Each year, millions of American workers experience new, potentially work-limiting health shocks, such as cancer, stroke, or mental illness. Some workers manage their conditions without leaving the workforce, but a significant portion leave their jobs and experience income loss and instability.
Much of the disability policy literature assumes that workers who experience new health shocks and leave the labor force are on a path to receiving Social Security Disability Insurance (SSDI) benefits.
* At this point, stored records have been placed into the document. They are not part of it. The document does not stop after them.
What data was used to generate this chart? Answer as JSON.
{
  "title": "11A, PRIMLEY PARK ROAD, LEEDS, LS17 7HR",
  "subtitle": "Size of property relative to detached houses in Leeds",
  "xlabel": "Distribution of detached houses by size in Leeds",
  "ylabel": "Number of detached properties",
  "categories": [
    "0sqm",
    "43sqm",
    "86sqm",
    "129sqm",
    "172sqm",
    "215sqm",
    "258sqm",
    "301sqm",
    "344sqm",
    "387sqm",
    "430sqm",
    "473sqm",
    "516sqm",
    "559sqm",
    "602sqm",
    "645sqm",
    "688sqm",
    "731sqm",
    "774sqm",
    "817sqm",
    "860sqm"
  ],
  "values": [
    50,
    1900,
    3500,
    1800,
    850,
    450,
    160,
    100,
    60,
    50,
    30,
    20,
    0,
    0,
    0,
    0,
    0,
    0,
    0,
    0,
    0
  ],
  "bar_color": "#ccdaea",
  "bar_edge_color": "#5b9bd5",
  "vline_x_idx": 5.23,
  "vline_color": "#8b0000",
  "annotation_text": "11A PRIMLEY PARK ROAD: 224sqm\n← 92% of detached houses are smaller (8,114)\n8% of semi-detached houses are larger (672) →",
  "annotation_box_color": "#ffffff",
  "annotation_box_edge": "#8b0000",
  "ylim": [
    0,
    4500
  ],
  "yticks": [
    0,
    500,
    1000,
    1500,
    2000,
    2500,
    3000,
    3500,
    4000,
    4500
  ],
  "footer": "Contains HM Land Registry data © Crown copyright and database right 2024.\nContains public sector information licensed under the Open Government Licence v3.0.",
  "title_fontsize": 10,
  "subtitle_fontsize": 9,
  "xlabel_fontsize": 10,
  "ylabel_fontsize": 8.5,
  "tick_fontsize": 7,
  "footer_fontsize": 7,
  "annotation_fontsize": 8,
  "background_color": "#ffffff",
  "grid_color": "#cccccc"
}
But in a new report, we find that years after a new health shock, many people who left the workforce receive no government assistance, despite experiencing a significant decline in economic status.
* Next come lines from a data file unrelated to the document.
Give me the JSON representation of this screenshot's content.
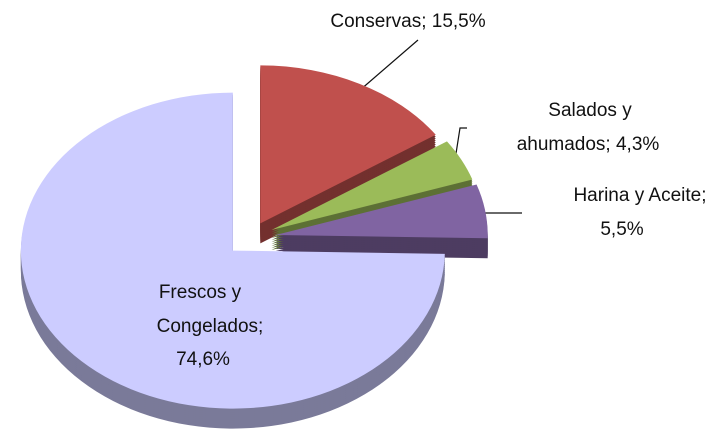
{
  "chart_data": {
    "type": "pie3d",
    "values": [
      15.5,
      4.3,
      5.5,
      74.6
    ],
    "value_labels": [
      [
        "Conservas; 15,5%"
      ],
      [
        "Salados y",
        "ahumados; 4,3%"
      ],
      [
        "Harina y Aceite;",
        "5,5%"
      ],
      [
        "Frescos y",
        "Congelados;",
        "74,6%"
      ]
    ],
    "colors": [
      "#c0504d",
      "#9bbb59",
      "#8064a2",
      "#ccccff"
    ]
  }
}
What happens to workers who experience a work-limiting health shock?
Using the 2005–15 waves of the Panel Study of Income Dynamics, a longitudinal survey conducted every other year, we find that each year, on average, 4.2 percent of workers ages 18 to 62 report a new work-limiting health condition or a new major health shock, including heart or lung issues, stroke, cancer, memory loss, or psychiatric problems.
Generally, these workers are older, more likely to be female, and less educated, and they have lower incomes and work in blue-collar or service jobs that offer fewer benefits. And although these workers are more likely to experience health shocks later in their careers, about one-third of workers in the sample experienced a new health shock by age 40.
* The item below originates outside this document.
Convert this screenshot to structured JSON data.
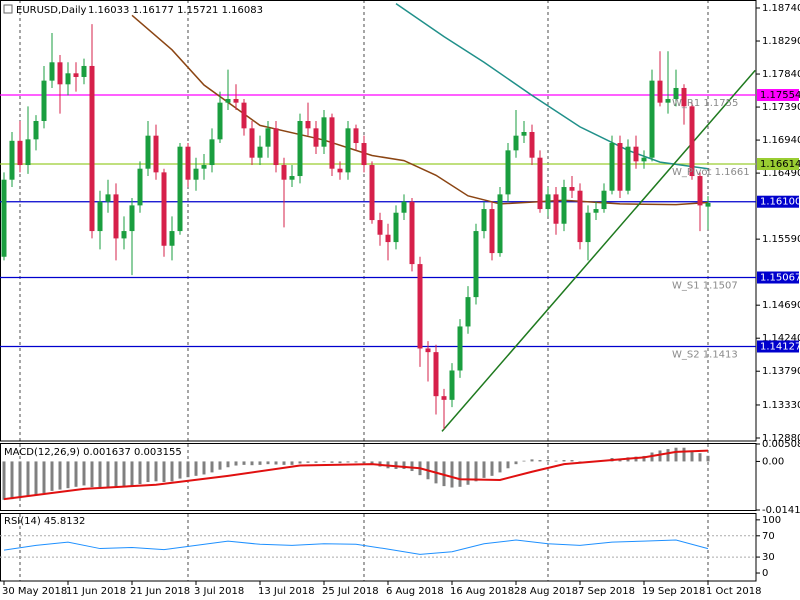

Within two years of experiencing a major health shock, workers were three times more likely to leave the labor force as workers who did not experience a health shock. Most of the workers who have not retired are not receiving any public income benefit. We find that even six years after experiencing a new work-limiting health shock and leaving the labor force, more than one-third are not receiving government income assistance, neither through SSDI nor other programs. Women are more likely to experience a new work-limiting health shock and to leave the labor force without receiving public assistance in the form of SSDI or other benefits.
Experiencing a health shock has consequences for employment. Our analysis shows that after six years, workers experiencing a health shock were 22 percentage points more likely to leave the labor force and 24 percentage points less likely to work full time compared with workers overall. Yet most workers who experienced a health shock were working six years after falling ill—62 percent were in the labor force and 52 percent were working full time.
Because of income loss and a lack of public assistance, workers experiencing new health shocks face an increased risk of falling below the federal poverty level. We found that the share of full-time workers with new work-limiting health conditions who have incomes below the federal poverty level almost doubles within two years following the onset of their health issues. The economic status of those receiving public assistance stabilizes over time, while it erodes over time for those not receiving public assistance.
What does this mean for disability programs and policies?
Over the past several decades, much of the academic literature relating to disability policy has focused on understanding the growth in the SSDI program and policies to improve its finances. Since 2011, SSDI applications and awards have dropped substantially. The SSDI trust fund is now expected to have reserves until 2052.
But our analysis indicates that further research is needed to better understand why public social insurance and safety net programs fail to assist so many workers who experience a health shock that may drive them out of the workforce. Eligibility rules for SSDI may be too restrictive to adequately protect some at-risk workers, or the determination process may be too daunting, discouraging some eligible workers from applying.
These findings show that further government investment in programs to help intervene soon after a worker has a new serious illness or injury may be effective and beneficial for those who leave the labor force and do not receive public assistance. These efforts to encourage work participation among injured workers should be complemented with a strengthened safety net for those whose condition prevents them from engaging in substantial gainful employment.